Under his leadership, the Audit Office evolved from an investigative body to a powerful arm of Government, giving advice, and to some extent control, outside its original remit.
He supported the formation of the Public Service Association in 1884, and was its first president.

==Family==
He was the brother of Rev. J. Hunt Cooke of Richmond, Surrey.
He married Eliza Peyton (née Ogden) in London in 1859. Their children were
- Mary (c. 1860 – 21 June 1944), who was appointed deaconess and worked for 33 years as a missionary sister in India for the Cambridge Society for the Propagation of the Gospel
- E(benezer) Frank Cooke ( – 6 July 1924) was educated at Mr. Martin's school at Port Adelaide, Thomas Caterer's Norwood Grammar School and St Peter's College was accountant for Henry Scott, followed his father as accountant and acting manager of the English and Australian Copper Company, then for the Chaffey Brothers. He briefly worked in Western Australia, Queensland and New South Wales before settling down in Camberwell, Victoria, working for H. C. Stezl, shipping agents of Melbourne. He married Ada Grace Rosetta Collins of Bendigo on 8 March 1893 and had two daughters. He was a keen mathematician and the author of The A.B.C. Perpetual Calendar (1920).
- W(illiam) Ernest Cooke (25 July 1863 – 1947) was educated at Thomas Caterer's Norwood Grammar School and admitted to Adelaide University under-age, won the South Australian scholarship of £200 in 1882 and on graduating was assistant to Sir Charles Todd, assistant Government Astronomer for South Australia, then from 1896 Government Astronomer of Western Australia (where he founded the new Observatory) until he was offered a similar post in Sydney. He was frustrated by the advent of World War I in his ambition to make this a world-class facility, and retired to South Australia in 1920. He was a Fellow of the Theosophical Society. He married Jessie Elizabeth Greayer (died 1944) at the Adelaide Unitarian Christian Church, Wakefield Street, Adelaide on 30 June 1887.
After the death of his wife, he married Rosa Phillipps, a sister of W. Herbert Phillipps on 8 May 1866. Their children were
- J(ohn) Herbert Cooke (3 August 1867 – 30 July 1943) was a mayor of Unley and Member of the South Australian Legislative Council.

- (Rosa) Eveline (1873 – ) married Alfred Charles Dancker of Fremantle on 15 December 1900; they settled in Claremont, Western Australia, but he died around 25 August 1918 and Eveline promptly changed her (and her son's) surname to Hunt Cooke by deed poll.
- Florence Emmeline Cooke, Mus. Bac. (25 November 1874 – 11 December 1953) was a noted violinist and teacher of music. She wrote a march "Soldiers of Australia". The Florence Cooke Violin Prize, awarded by Elder Conservatorium was named for her.

==Personal==
Cooke was musically talented, and in his younger days organized classical concerts.
He was an authority on art, and an enthusiast for photograph tinting. He was an active member of the Anglican church and an active and high-ranking Freemason.

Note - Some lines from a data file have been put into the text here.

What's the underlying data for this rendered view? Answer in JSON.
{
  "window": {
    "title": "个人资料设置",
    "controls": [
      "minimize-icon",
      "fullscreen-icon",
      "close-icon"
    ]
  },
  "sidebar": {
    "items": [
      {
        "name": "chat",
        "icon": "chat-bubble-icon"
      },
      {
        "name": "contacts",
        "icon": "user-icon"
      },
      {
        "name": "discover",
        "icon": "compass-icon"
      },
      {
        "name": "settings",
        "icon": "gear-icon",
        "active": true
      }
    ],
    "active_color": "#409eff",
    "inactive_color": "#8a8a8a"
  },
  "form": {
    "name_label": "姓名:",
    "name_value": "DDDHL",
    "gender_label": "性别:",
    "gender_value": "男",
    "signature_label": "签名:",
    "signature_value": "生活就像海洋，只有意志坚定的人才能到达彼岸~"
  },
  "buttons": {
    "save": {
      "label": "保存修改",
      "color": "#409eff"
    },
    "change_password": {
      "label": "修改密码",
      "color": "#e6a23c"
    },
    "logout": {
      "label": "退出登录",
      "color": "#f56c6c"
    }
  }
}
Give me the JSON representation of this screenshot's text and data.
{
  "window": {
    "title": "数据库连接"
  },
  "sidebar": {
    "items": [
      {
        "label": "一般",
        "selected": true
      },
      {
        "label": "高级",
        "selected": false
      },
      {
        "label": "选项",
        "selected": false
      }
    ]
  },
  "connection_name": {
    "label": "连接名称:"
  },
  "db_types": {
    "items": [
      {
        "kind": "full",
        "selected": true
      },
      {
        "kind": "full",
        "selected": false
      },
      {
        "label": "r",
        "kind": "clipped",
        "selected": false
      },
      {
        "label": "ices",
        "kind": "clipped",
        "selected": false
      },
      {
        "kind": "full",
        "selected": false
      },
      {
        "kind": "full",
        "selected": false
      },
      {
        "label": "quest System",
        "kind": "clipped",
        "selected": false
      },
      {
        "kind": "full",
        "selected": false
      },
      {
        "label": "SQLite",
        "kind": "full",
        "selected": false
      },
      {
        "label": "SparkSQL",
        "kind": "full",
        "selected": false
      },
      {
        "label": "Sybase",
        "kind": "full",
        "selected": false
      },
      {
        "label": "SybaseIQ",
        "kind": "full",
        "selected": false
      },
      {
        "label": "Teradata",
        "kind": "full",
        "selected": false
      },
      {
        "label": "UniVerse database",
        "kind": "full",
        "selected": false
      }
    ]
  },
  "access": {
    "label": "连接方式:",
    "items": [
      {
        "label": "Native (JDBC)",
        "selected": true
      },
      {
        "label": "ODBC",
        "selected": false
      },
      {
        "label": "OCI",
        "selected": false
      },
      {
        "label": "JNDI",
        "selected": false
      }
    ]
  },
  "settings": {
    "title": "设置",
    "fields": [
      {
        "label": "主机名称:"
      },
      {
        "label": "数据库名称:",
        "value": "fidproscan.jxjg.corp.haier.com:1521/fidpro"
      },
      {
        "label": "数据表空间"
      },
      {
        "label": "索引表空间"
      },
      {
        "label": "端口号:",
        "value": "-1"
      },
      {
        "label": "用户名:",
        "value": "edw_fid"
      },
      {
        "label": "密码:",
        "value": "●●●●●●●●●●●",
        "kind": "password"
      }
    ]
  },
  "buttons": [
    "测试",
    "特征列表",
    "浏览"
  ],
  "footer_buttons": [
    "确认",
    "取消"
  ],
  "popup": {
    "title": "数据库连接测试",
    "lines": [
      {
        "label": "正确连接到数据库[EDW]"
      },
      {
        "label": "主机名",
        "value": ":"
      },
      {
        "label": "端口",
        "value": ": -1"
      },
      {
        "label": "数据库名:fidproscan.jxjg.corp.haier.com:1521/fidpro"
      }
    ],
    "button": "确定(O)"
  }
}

On 24 April 1907 Mr. Cooke was granted eight months' leave of absence on full pay on account of his poor health, and replaced by P. Whitington. Two weeks later he died, aged 73, in his home on South Terrace, Adelaide.

==Sources==
Hawker, G. N., "Cooke, Ebenezer (1832–1907)", Australian Dictionary of Biography, National Centre of Biography, Australian National University, Australian Dictionary of Biography, accessed 10 November 2011.